NASA’s Space Launch System, of SLS – het middelpunt van het Artemis-programma van $ 93 miljard – is een superzwaar lanceervoertuig dat astronauten rechtstreeks naar de maan kan sturen voor een enkele missie.
De SLS is 98,1 meter hoog en zijn vier RS-25-motoren leveren ongeveer 900 ton stuwkracht – meer dan de Saturn V-raketten die Apollo-missies naar de maan brachten tussen 1969 en 1973.
De onbemande Artemis I-missie, die op maandag (29 augustus 2022) zal vertrekken vanuit het Kennedy Space Center in Florida, zou het einde kunnen betekenen van NASA’s dominantie van menselijke ruimtevluchten en een nieuw tijdperk van herbruikbare commerciële draagraketten.
NASA plant vijf Artemis-missies, die allemaal gebruikmaken van de SLS en het door Lockheed Martin gebouwde Orion-ruimtevaartuig.
Ondanks oproepen om delen van de raket herbruikbaar te maken, volgde het ontwerp voor SLS een traditioneel “kosten-plus”-plan waarbij NASA de projectcontrole behoudt en aannemers vergoedt.

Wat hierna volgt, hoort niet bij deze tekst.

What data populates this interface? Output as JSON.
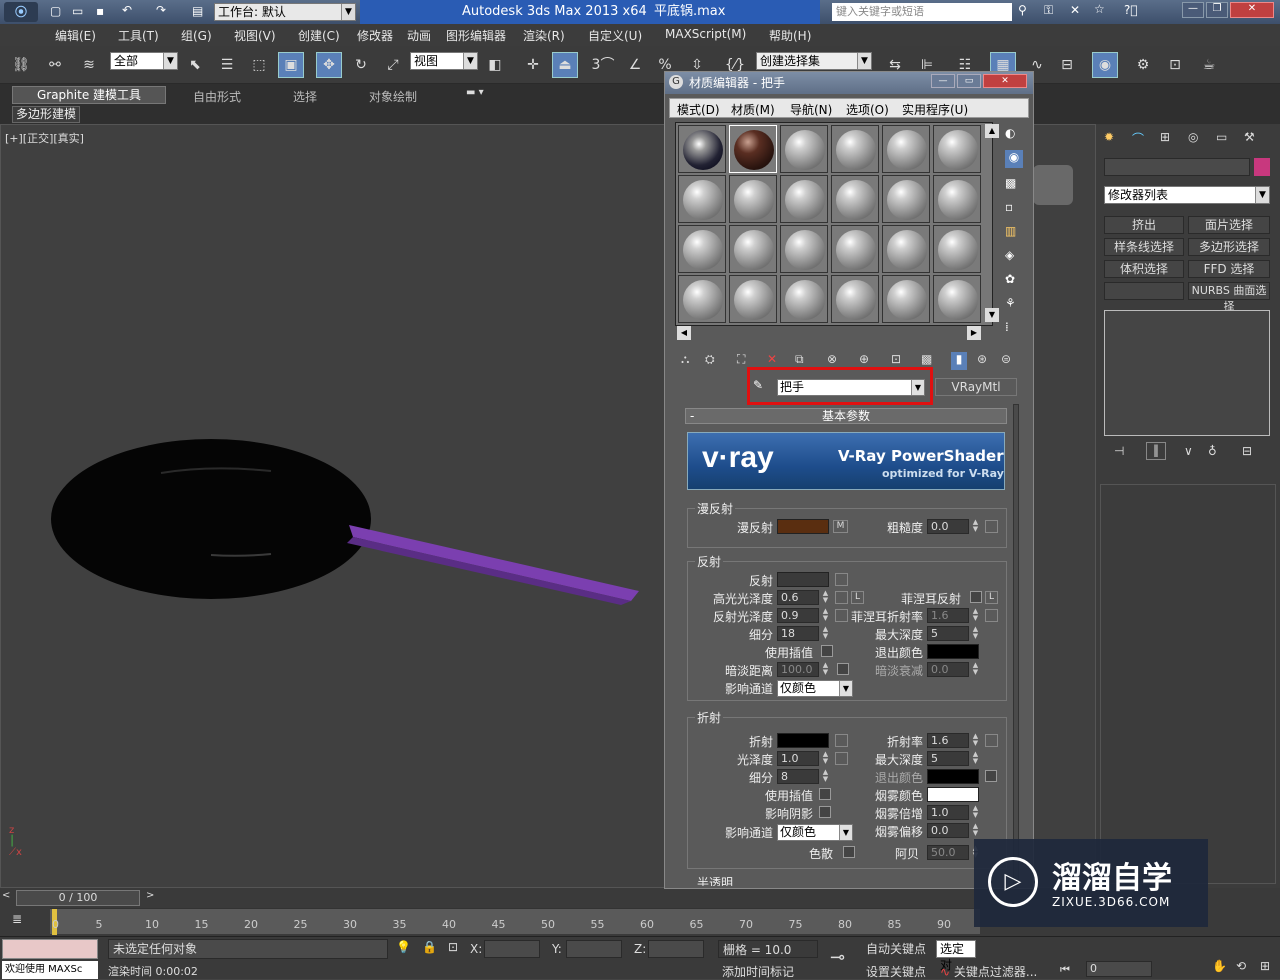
{
  "app": {
    "workspace_label": "工作台: 默认",
    "title": "Autodesk 3ds Max  2013 x64",
    "filename": "平底锅.max",
    "search_placeholder": "键入关键字或短语"
  },
  "menu": [
    "编辑(E)",
    "工具(T)",
    "组(G)",
    "视图(V)",
    "创建(C)",
    "修改器",
    "动画",
    "图形编辑器",
    "渲染(R)",
    "自定义(U)",
    "MAXScript(M)",
    "帮助(H)"
  ],
  "toolbar": {
    "selection_filter": "全部",
    "ref_coord": "视图",
    "snap_value": "3",
    "named_selection": "创建选择集"
  },
  "ribbon": {
    "tabs": [
      "Graphite 建模工具",
      "自由形式",
      "选择",
      "对象绘制"
    ],
    "subtab": "多边形建模"
  },
  "viewport": {
    "label": "[+][正交][真实]"
  },
  "material_editor": {
    "title": "材质编辑器 - 把手",
    "menu": [
      "模式(D)",
      "材质(M)",
      "导航(N)",
      "选项(O)",
      "实用程序(U)"
    ],
    "material_name": "把手",
    "material_type": "VRayMtl",
    "rollout_title": "基本参数",
    "banner_title": "V-Ray PowerShader",
    "banner_sub": "optimized for V-Ray",
    "banner_logo": "v·ray",
    "diffuse": {
      "group": "漫反射",
      "label": "漫反射",
      "map_btn": "M",
      "roughness_label": "粗糙度",
      "roughness": "0.0",
      "color": "#5a2e10"
    },
    "reflection": {
      "group": "反射",
      "reflect_label": "反射",
      "hilight_gloss_label": "高光光泽度",
      "hilight_gloss": "0.6",
      "lock_btn": "L",
      "fresnel_label": "菲涅耳反射",
      "fresnel_ior_label": "菲涅耳折射率",
      "fresnel_ior": "1.6",
      "refl_gloss_label": "反射光泽度",
      "refl_gloss": "0.9",
      "subdivs_label": "细分",
      "subdivs": "18",
      "max_depth_label": "最大深度",
      "max_depth": "5",
      "use_interp_label": "使用插值",
      "exit_color_label": "退出颜色",
      "dim_dist_label": "暗淡距离",
      "dim_dist": "100.0",
      "dim_falloff_label": "暗淡衰减",
      "dim_falloff": "0.0",
      "affect_channels_label": "影响通道",
      "affect_channels": "仅颜色"
    },
    "refraction": {
      "group": "折射",
      "refract_label": "折射",
      "ior_label": "折射率",
      "ior": "1.6",
      "gloss_label": "光泽度",
      "gloss": "1.0",
      "max_depth_label": "最大深度",
      "max_depth": "5",
      "subdivs_label": "细分",
      "subdivs": "8",
      "exit_color_label": "退出颜色",
      "use_interp_label": "使用插值",
      "fog_color_label": "烟雾颜色",
      "affect_shadows_label": "影响阴影",
      "fog_mult_label": "烟雾倍增",
      "fog_mult": "1.0",
      "affect_channels_label": "影响通道",
      "affect_channels": "仅颜色",
      "fog_bias_label": "烟雾偏移",
      "fog_bias": "0.0",
      "dispersion_label": "色散",
      "abbe_label": "阿贝",
      "abbe": "50.0"
    },
    "translucency_group": "半透明"
  },
  "command_panel": {
    "modifier_list": "修改器列表",
    "buttons": [
      "挤出",
      "面片选择",
      "样条线选择",
      "多边形选择",
      "体积选择",
      "FFD 选择",
      "",
      "NURBS 曲面选择"
    ]
  },
  "timeline": {
    "frame_display": "0 / 100",
    "ticks": [
      "0",
      "5",
      "10",
      "15",
      "20",
      "25",
      "30",
      "35",
      "40",
      "45",
      "50",
      "55",
      "60",
      "65",
      "70",
      "75",
      "80",
      "85",
      "90"
    ]
  },
  "status": {
    "welcome": "欢迎使用 MAXSc",
    "selection": "未选定任何对象",
    "render_time": "渲染时间  0:00:02",
    "x_label": "X:",
    "y_label": "Y:",
    "z_label": "Z:",
    "grid": "栅格 = 10.0",
    "auto_key": "自动关键点",
    "set_key": "设置关键点",
    "selected_dropdown": "选定对",
    "key_filters": "关键点过滤器...",
    "add_time_tag": "添加时间标记",
    "frame_spinner": "0"
  },
  "watermark": {
    "name": "溜溜自学",
    "url": "ZIXUE.3D66.COM"
  },
  "colors": {
    "highlight_box": "#e01010",
    "handle_purple": "#7b3fb0",
    "accent_blue": "#5a80b8"
  }
}
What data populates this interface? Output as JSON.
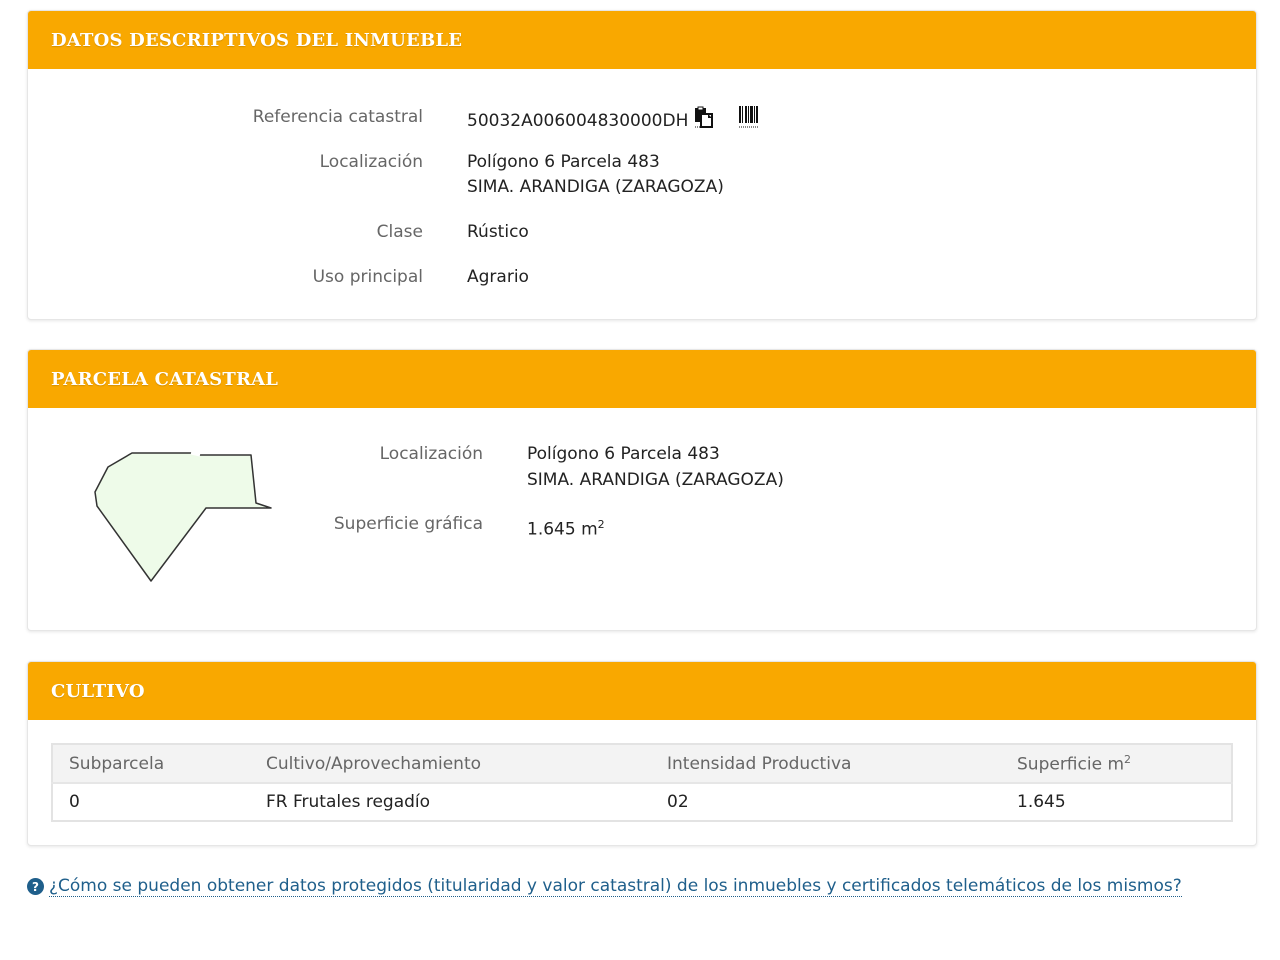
{
  "descriptivos": {
    "title": "DATOS DESCRIPTIVOS DEL INMUEBLE",
    "referencia_label": "Referencia catastral",
    "referencia_value": "50032A006004830000DH",
    "copy_icon": "copy-icon",
    "barcode_icon": "barcode-icon",
    "localizacion_label": "Localización",
    "localizacion_line1": "Polígono 6 Parcela 483",
    "localizacion_line2": "SIMA. ARANDIGA (ZARAGOZA)",
    "clase_label": "Clase",
    "clase_value": "Rústico",
    "uso_label": "Uso principal",
    "uso_value": "Agrario"
  },
  "parcela": {
    "title": "PARCELA CATASTRAL",
    "localizacion_label": "Localización",
    "localizacion_line1": "Polígono 6 Parcela 483",
    "localizacion_line2": "SIMA. ARANDIGA (ZARAGOZA)",
    "superficie_label": "Superficie gráfica",
    "superficie_value": "1.645 m",
    "superficie_unit_sup": "2",
    "shape_fill": "#eefbe9",
    "shape_stroke": "#333333"
  },
  "cultivo": {
    "title": "CULTIVO",
    "headers": [
      "Subparcela",
      "Cultivo/Aprovechamiento",
      "Intensidad Productiva",
      "Superficie m"
    ],
    "header_sup": "2",
    "rows": [
      [
        "0",
        "FR Frutales regadío",
        "02",
        "1.645"
      ]
    ]
  },
  "help": {
    "icon": "question-circle-icon",
    "icon_glyph": "?",
    "link_text": "¿Cómo se pueden obtener datos protegidos (titularidad y valor catastral) de los inmuebles y certificados telemáticos de los mismos?"
  },
  "colors": {
    "header_bg": "#f9a800",
    "link": "#1f5f8b"
  }
}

NASA-beheerder Bill Nelson, die in mei voor het congres getuigde, noemde kostenpluscontracten ‘de oude manier van zakendoen’. Nelson zei dat dergelijke deals bedrijven aanmoedigden om laag te bieden om contracten te winnen, waardoor NASA geen andere keuze had dan zware kostenoverschrijdingen op te vangen.
NASA’s kosten voor het lanceren van bemande missies met behulp van de spaceshuttle waren naar schatting $ 66.000 per kilogram, terwijl Rusland ongeveer $ 17.600 per kilogram rekent voor vluchten aan boord van zijn Sojoez-raketten. Ter vergelijking: SpaceX rekent momenteel ongeveer $ 2.900 per kilogram nuttige lading voor vracht aan boord van zijn Falcon 9-raket om een baan om de aarde te bereiken.